Sonntag, 27. April 2008
Adoptiert, eingesperrt, gestorben: Die Kinder von Elisabeth F.
In Österreich soll ein Vater seine Tochter jahrzehntelang in einem Verlies gefangen gehalten und missbraucht haben. Im Folgenden die Informationen der Polizei zu den Kindern, die aus der Beziehung des heute 73-jährigen Josef F. zu seiner nun 42-jährigen Tochter Elisabeth F. hervorgegangen sind:
Tochter K.: 19 Jahre. Ihre Einlieferung in ein Krankenhaus in der vergangenen Woche löste die Aufdeckung des Falls aus. Die 19-Jährige sei angeblich am Samstag, 19. April, schwerkrank und bewusstlos im Wohnhaus des Josef F. in Amstetten abgelegt worden, teilte die Polizei mit. Es ist unklar, von wem. Bei ihr fand sich ein handgeschriebener Brief der Mutter Elisabeth, die für ihre Tochter um Hilfe bat. Die junge Frau soll ihr gesamtes bisheriges Leben mit der Mutter und zwei Geschwistern in dem Verlies verbracht haben.
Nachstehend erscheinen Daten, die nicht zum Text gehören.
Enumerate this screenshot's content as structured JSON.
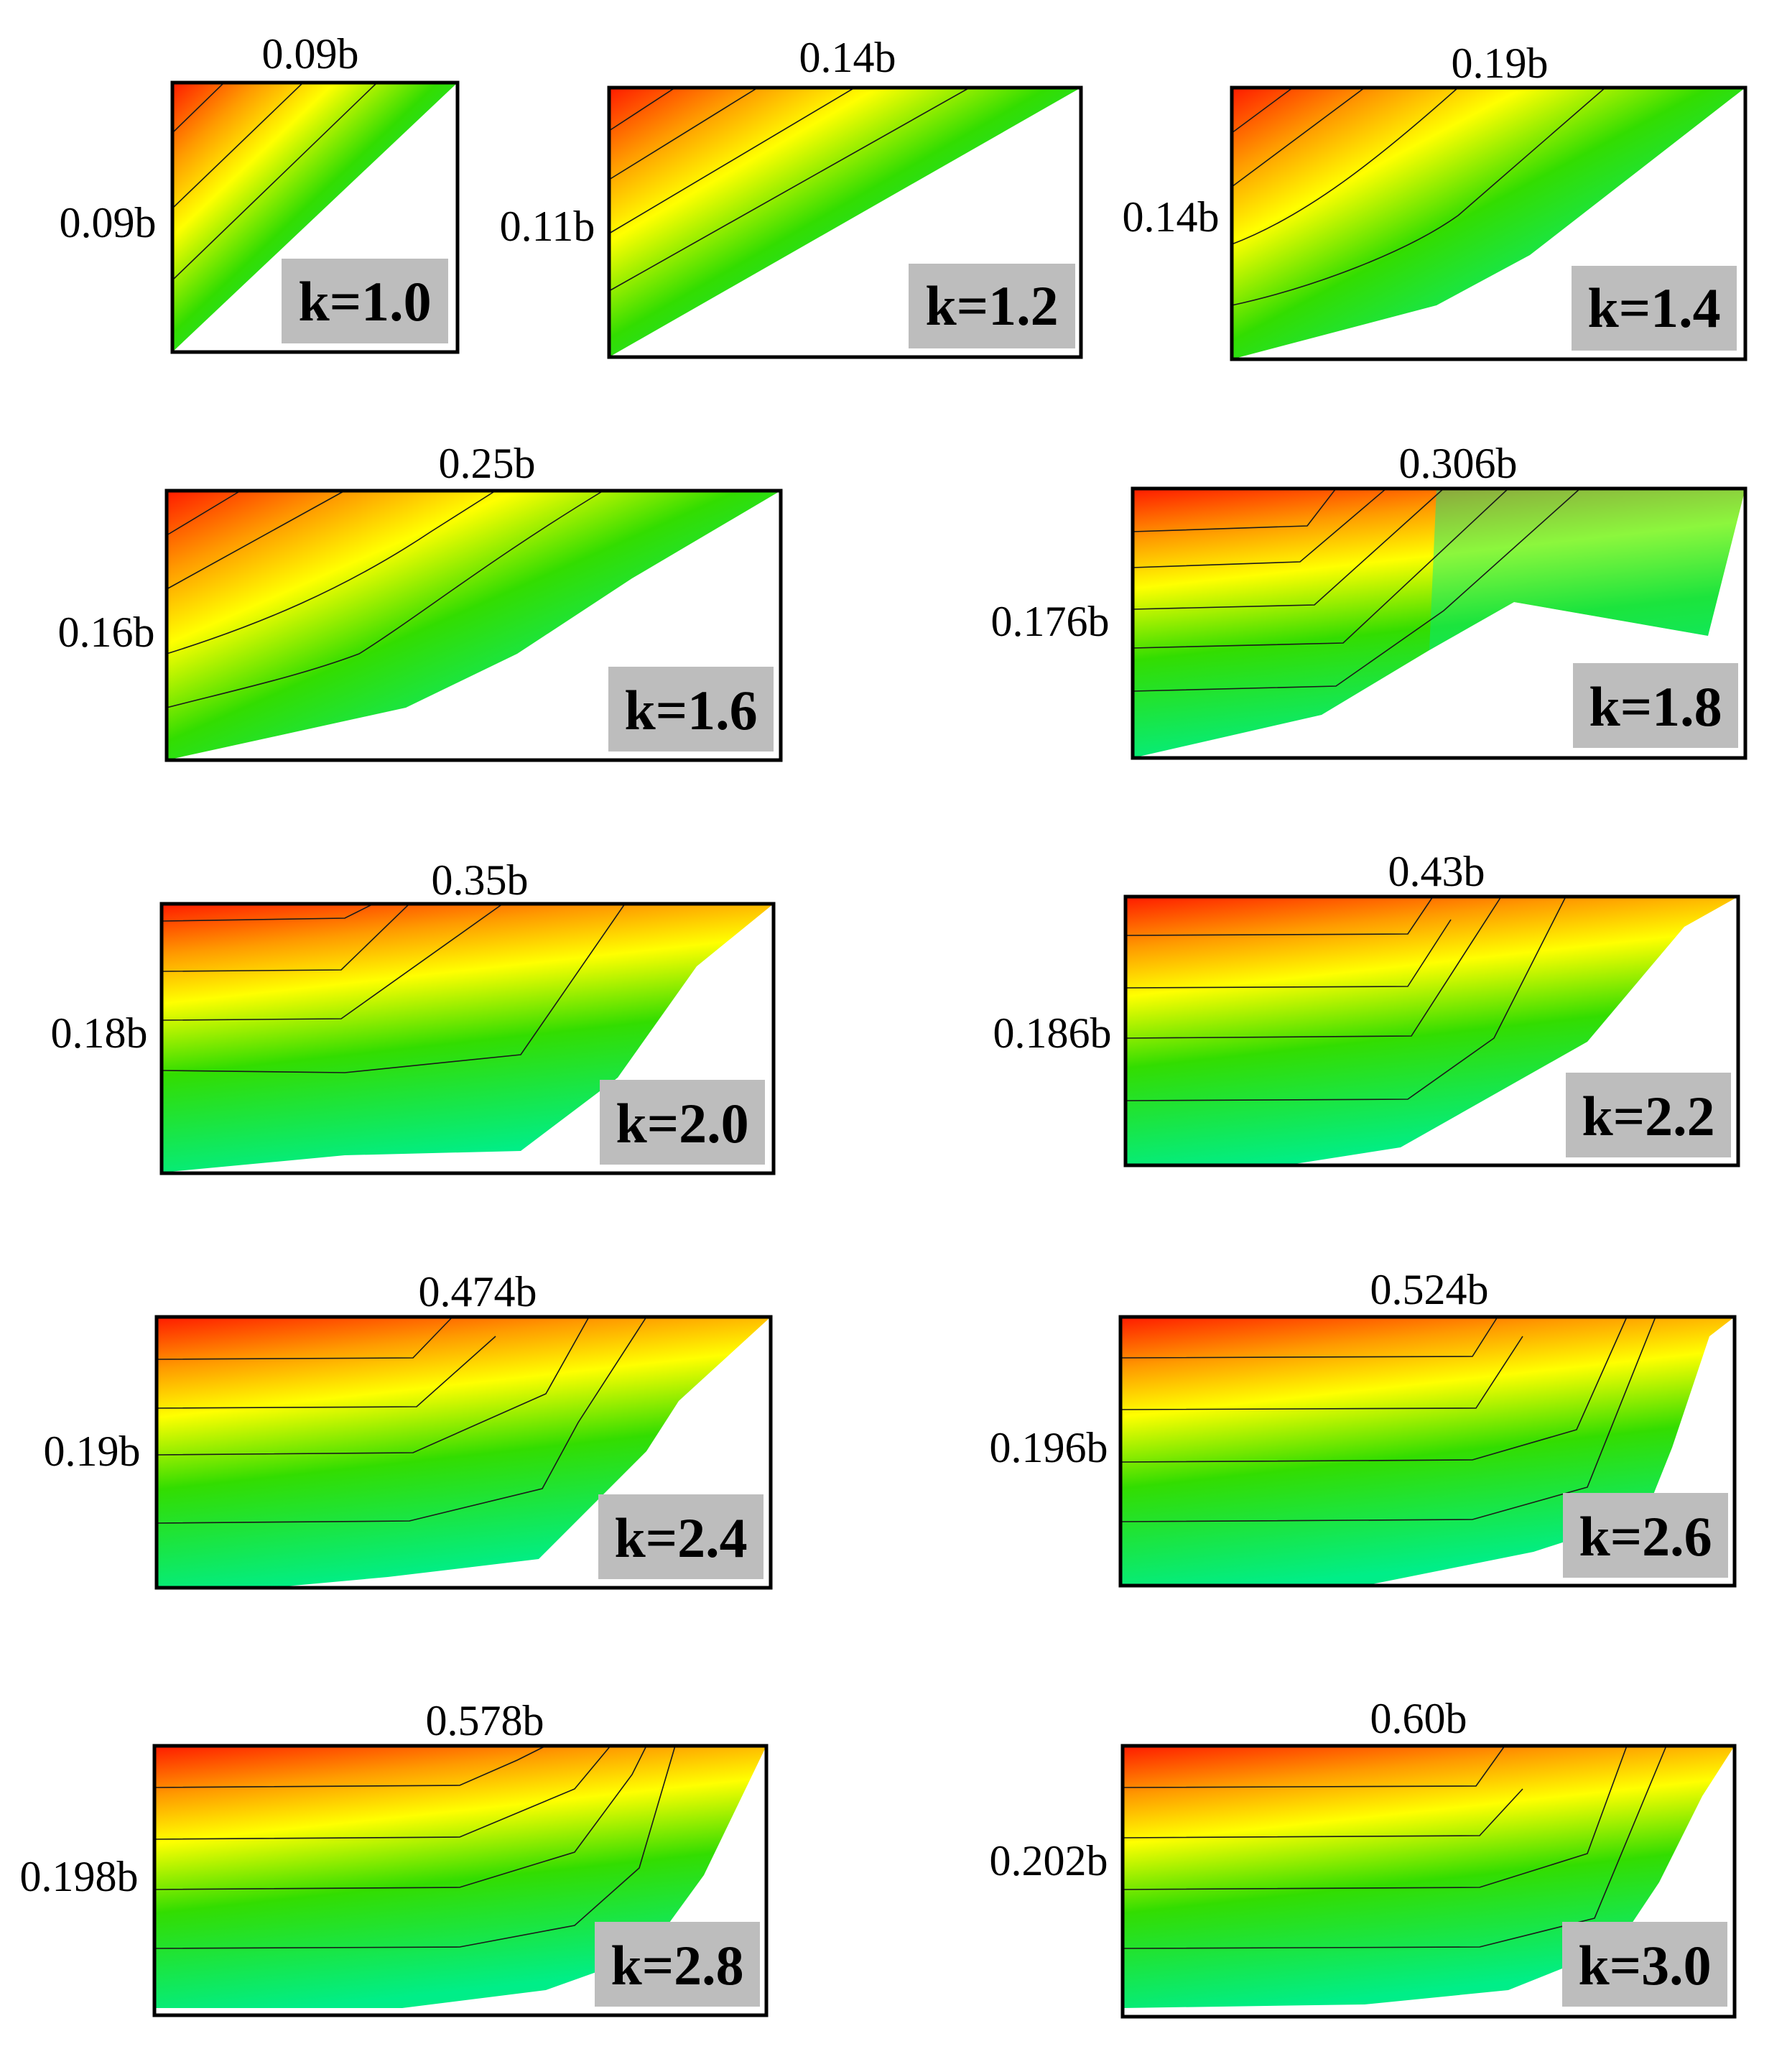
{
  "figure": {
    "panels": [
      {
        "k_label": "k=1.0",
        "width_label": "0.09b",
        "height_label": "0.09b",
        "shape": "triangle"
      },
      {
        "k_label": "k=1.2",
        "width_label": "0.14b",
        "height_label": "0.11b",
        "shape": "triangle"
      },
      {
        "k_label": "k=1.4",
        "width_label": "0.19b",
        "height_label": "0.14b",
        "shape": "curve"
      },
      {
        "k_label": "k=1.6",
        "width_label": "0.25b",
        "height_label": "0.16b",
        "shape": "curve"
      },
      {
        "k_label": "k=1.8",
        "width_label": "0.306b",
        "height_label": "0.176b",
        "shape": "notch"
      },
      {
        "k_label": "k=2.0",
        "width_label": "0.35b",
        "height_label": "0.18b",
        "shape": "plateau"
      },
      {
        "k_label": "k=2.2",
        "width_label": "0.43b",
        "height_label": "0.186b",
        "shape": "plateau"
      },
      {
        "k_label": "k=2.4",
        "width_label": "0.474b",
        "height_label": "0.19b",
        "shape": "plateau"
      },
      {
        "k_label": "k=2.6",
        "width_label": "0.524b",
        "height_label": "0.196b",
        "shape": "plateau"
      },
      {
        "k_label": "k=2.8",
        "width_label": "0.578b",
        "height_label": "0.198b",
        "shape": "plateau"
      },
      {
        "k_label": "k=3.0",
        "width_label": "0.60b",
        "height_label": "0.202b",
        "shape": "plateau"
      }
    ],
    "colors": {
      "hot": "#ff1a00",
      "orange": "#ff9a00",
      "yellow": "#ffff00",
      "green": "#33dd00",
      "cool": "#00ee88",
      "label_box": "#bdbdbd"
    }
  }
}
Sohn S.: 18 Jahre. Auch er war sein Leben lang in dem Keller eingesperrt. Sein Name taucht in einem handschriftlichen Brief von Elisabeth im Mai 1993 auf.
Tochter L.: 15 Jahre. Das Kind wird im Alter von neun Monaten in dem Mehrfamilienhaus der Familie F. gefunden. Es liegt ein handschriftlicher Brief der Mutter bei, in dem sie ihre ersten beiden Kinder K. und S. erwähnt und erklärt, sie habe keinen Platz für ein drittes Kind. L. wird von Josef F. und dessen Frau Rosemarie in Pflege genommen.
Tochter M.: 14 Jahre. Sie wird im Alter von zehn Monaten unter den gleichen Umständen wie L. in dem Haus der F.s gefunden. Auch sie wird vom Ehepaar F. aufgenommen.
Sohn A.: 12 Jahre. Er taucht wie seine Geschwister L. und M. im Alter von 15 Monaten auf. Sein Zwilling starb wenige Tage nach der Geburt, weil er in dem Keller nicht versorgt wurde. Josef F. soll die Kindsleiche verbrannt haben.
Sohn F.: 5 Jahre. Elisabeth erwähnt das Kind in einem Brief, der vermutlich im Jahr 2003 geschrieben wurde. Es bleibt bei ihr im Verlies. Als die Aufdeckung des Falls ins Rollen kommt, bringt Josef F. den Jüngsten gemeinsam mit Elisabeth und dem 18-jährigen S. zu seiner Frau. Er erklärt, die Tochter sei mit den beiden Kindern nach Hause gekommen.